01-19-2013, 08:07 PM
(Ten post był ostatnio modyfikowany: 01-19-2013, 08:48 PM przez unclefucker.)
..brakuje tylko kisielu 
edek bez kredek...a tak na marginesie, nigdy nie miałem fendera z microtiltem i żałuje, że nie mogę wtrącić swoich 3 groszy do tej dyskusji...
ale mam kilka z lat 70tych i po ostatnim przygarnięciu kolejnego precelka stwierdzam, że wszysktkie które posiadałem i które posiadam, leżą blisko obok siebie, różnią się niuansami na które i tak wpływ ma osobista wizja brzmienia "idealnego". Dla jednej osoby ciemne brzmienie jest bogiem, jasne bez wyrazu a dla innej odwrotnie. Dlatego to jest tylko takie forumowe pierdolenie, które raczej nigdy się nie skończy.

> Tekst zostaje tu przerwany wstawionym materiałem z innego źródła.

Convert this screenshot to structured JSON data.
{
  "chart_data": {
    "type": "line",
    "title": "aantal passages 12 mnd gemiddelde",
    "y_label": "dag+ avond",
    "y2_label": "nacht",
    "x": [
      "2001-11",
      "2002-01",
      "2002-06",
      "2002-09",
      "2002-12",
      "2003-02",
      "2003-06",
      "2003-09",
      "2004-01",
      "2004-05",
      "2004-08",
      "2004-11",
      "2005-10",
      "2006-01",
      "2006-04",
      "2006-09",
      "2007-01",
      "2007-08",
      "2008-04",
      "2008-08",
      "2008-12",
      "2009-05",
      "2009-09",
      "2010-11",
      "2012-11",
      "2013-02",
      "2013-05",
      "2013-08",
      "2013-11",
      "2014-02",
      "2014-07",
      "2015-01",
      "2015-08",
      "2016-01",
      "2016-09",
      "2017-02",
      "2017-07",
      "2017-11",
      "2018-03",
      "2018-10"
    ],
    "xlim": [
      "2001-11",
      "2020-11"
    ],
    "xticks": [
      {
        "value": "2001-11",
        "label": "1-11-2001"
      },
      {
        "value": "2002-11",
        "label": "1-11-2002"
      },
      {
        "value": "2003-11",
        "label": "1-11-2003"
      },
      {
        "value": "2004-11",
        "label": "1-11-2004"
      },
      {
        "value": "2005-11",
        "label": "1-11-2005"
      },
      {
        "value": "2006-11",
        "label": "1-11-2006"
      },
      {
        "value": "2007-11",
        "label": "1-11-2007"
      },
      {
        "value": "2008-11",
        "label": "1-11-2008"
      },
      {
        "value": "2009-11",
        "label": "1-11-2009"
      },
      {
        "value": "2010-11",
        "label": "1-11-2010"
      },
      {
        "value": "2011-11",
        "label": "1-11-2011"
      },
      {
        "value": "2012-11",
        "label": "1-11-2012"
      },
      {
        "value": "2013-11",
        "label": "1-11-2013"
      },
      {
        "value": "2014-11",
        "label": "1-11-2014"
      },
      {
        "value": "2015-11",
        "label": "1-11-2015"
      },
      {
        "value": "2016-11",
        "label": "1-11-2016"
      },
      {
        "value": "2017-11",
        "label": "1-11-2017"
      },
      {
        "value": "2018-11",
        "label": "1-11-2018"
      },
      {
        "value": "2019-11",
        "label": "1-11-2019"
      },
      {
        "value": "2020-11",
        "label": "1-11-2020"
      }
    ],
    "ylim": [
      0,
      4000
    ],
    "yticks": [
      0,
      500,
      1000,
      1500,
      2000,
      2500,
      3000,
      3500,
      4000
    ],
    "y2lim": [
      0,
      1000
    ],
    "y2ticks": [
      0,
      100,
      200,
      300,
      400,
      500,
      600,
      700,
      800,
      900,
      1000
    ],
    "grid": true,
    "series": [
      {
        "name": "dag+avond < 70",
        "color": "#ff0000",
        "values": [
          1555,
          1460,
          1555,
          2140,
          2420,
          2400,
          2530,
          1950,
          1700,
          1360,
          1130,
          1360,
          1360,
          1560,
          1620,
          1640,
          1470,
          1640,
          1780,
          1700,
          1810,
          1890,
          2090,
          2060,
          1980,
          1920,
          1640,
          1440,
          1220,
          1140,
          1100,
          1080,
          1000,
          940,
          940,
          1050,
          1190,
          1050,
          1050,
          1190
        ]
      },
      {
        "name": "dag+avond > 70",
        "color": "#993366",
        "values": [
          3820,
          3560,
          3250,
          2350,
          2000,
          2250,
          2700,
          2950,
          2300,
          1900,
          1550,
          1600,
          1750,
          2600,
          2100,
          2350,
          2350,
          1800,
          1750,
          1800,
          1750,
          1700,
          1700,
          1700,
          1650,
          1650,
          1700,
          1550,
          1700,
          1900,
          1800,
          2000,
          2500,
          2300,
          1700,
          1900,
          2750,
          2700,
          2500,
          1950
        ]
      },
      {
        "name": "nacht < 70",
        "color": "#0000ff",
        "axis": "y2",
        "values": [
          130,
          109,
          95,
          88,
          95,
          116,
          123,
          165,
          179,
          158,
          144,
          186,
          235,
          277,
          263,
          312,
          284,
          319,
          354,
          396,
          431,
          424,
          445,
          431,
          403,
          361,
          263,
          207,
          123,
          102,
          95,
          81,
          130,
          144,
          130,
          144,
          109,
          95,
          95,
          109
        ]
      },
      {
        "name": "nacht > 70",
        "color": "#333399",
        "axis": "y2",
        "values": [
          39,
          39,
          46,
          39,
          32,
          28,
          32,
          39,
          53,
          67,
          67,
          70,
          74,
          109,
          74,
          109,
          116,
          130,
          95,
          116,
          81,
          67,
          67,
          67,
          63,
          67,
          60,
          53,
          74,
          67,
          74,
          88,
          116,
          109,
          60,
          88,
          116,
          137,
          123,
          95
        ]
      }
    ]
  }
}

Inną sprawą jest, że może po prostu wśród nowszych fenderów zdarza się większa ilość brzmiących inaczej
np. miałem JB Deluxa 5 MIA i to dla mnie była porażka na całej linii, był to pierwszy instrument fendera jaki miałem okazje zakupić sobie na własność, wtedy lubiłem go, ale mimo to dalej szedłem w las, odkrywałem coś innego, coś co bardziej mi pasowało, aż zaszedłem do roku 68, głębiej już kasa nie pozwolila, ale mimo tego, że ciągle mam tego jazza z 68 to wraz częsciej biorę w ręce roczniki 70te
..jeszcze muszę dodać, ze nie jestem żadnym zawodowym muzykiem, lecz zwykłym amatorem, który kocha gitarę basową jaka by nie była i wydaje mi się, że większość rzeczy jakie tu się pojawiają można włożyć gdzie się chce...bo kogo to obchodzi, jedynie nas
.
edek bez kredek...a tak na marginesie, nigdy nie miałem fendera z microtiltem i żałuje, że nie mogę wtrącić swoich 3 groszy do tej dyskusji...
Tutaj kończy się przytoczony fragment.